There’s also a second challenge – cold brew is best done with dark roasts, which usually get a little fattier than lighter roasts. The company specifically warned against dark roasts before sending the machine to me for review and repeats the warning on their website: “Darker roasts that have been processed for longer periods of time will secrete [sic] oils due to a chemical reaction the beans have when exposed for prolonged periods to heat. This oily coating can cause several problems in your Spinn coffee maker: beans won’t slide into the grinder as easily (…) and unwanted residue will build up in your grinder and spinner over time, which can lead to a need your machine. maintenance more frequently.

So it’s two strikes; the coffee maker cannot use the beans widely recommended for cold brew, nor does it do cold extraction.

It’s not all bad – iced coffee is nice, sure, but from a coffee brand that claims to “elevate home coffee to new heights”, calling iced coffee a cold brew is a disservice to his customers and an insult to the café- the lovers. I challenged the company by asking, “All I can find in the app is an iced coffee mode. As far as I know, a cold brew is a slow extraction with cold or room temperature water… Can the machine do that too? If so, how can I activate it? »

The company replied:

“This one-of-a-kind feature allows coffee lovers to create a cold brew in less than 60 seconds (traditional cold brew can take anywhere from 8 to 24 hours),” a company spokesperson replied. “Spinn achieves this by utilizing its revolutionary multi-patented centrifugal brewing technology, precision grinding and roast recognition.”

I know I’m talking about the cold brew mode; that’s because, as I mentioned, it was the “newness” that made me choose to review the Spinn coffee maker. Let me take a closer look at the rest of the machine as well, because as a piece of engineering and ease of use, it’s an impressive machine.

As a coffee machine, it brews amazing coffees surprisingly quietly. Its app-enabled coffee making with many different recipes and ways is a blessing for those who like to get up for a hot cup of espresso drink. Espresso-esque, because while the cylinder inside the machine spins at 5,000 rpm to create force, it’s noticeably different from using high pressure to push water through the grounds. of coffee.

I like how the machine uses beans rather than pods and is energy efficient. I like that it has a built in water filter. The grinder is amazing, consistently producing beans with a gritty consistency comparable to some of the best professional grinders I’ve used.

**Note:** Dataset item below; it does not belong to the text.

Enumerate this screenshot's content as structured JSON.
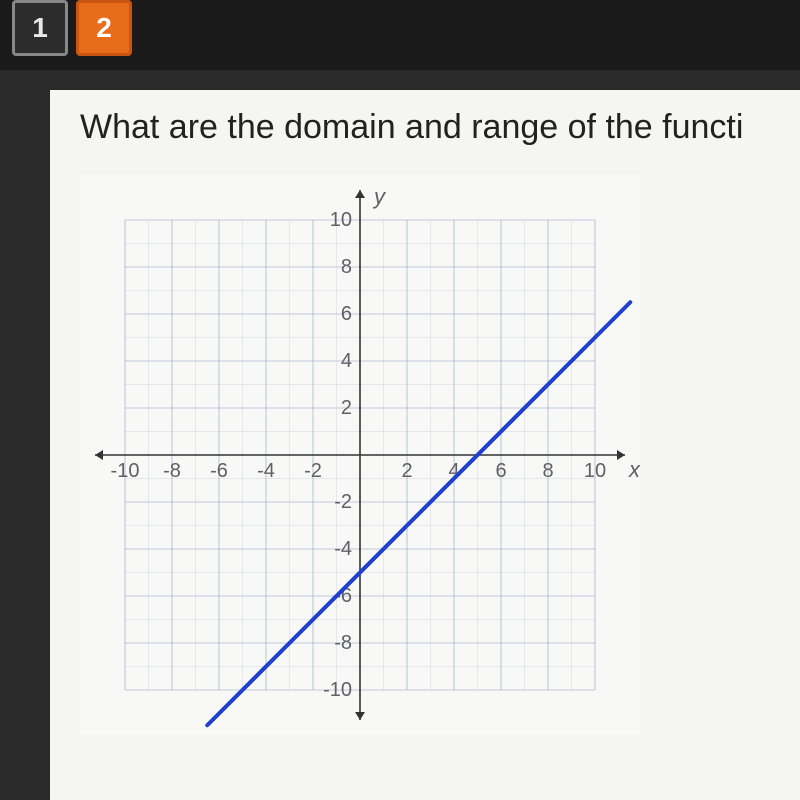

The centrifugal extraction method also means that spent beans come out powdery and nearly dry at the end of a brew cycle, meaning grounds are unlikely to mold in the machine as well – another great choice Design. At $1,000, it’s an expensive machine indeed, and with that kind of price tag, it sits in a class of truly amazing espresso machines, including the iconic commercial-grade Gaggia espresso extractor. You would even have enough money left over to buy all the accessories your little heart can imagine.

Spin coffee maker

Spinn’s user interface is easy to use, the buttons are pre-programmable, and there’s an app that makes it even easier to precisely control your coffee-making process. Error LEDs are also intuitive; from left to right: the used grounds container is full, the water is empty, there are no more beans (why there are no more beans!) and the drip tray needs to be emptied. Picture credits: Haje Kamps (Opens in a new window) / Tech Crunch

What I’m saying is you have to be a particularly lazy (and wealthy) coffee lover for this machine to make sense for you – but if you can’t be bothered to learn how to pull off a good espresso , and if money is no object, the Spinn coffee machine is a great choice.

And, come to think of it, if the company’s target audience is “coffee lovers who don’t know much about coffee and have more money than sense,” maybe they can get away with it. draw by calling the iced coffee “cold brew.” Expect nothing but extreme eye rolls from coffee nerds.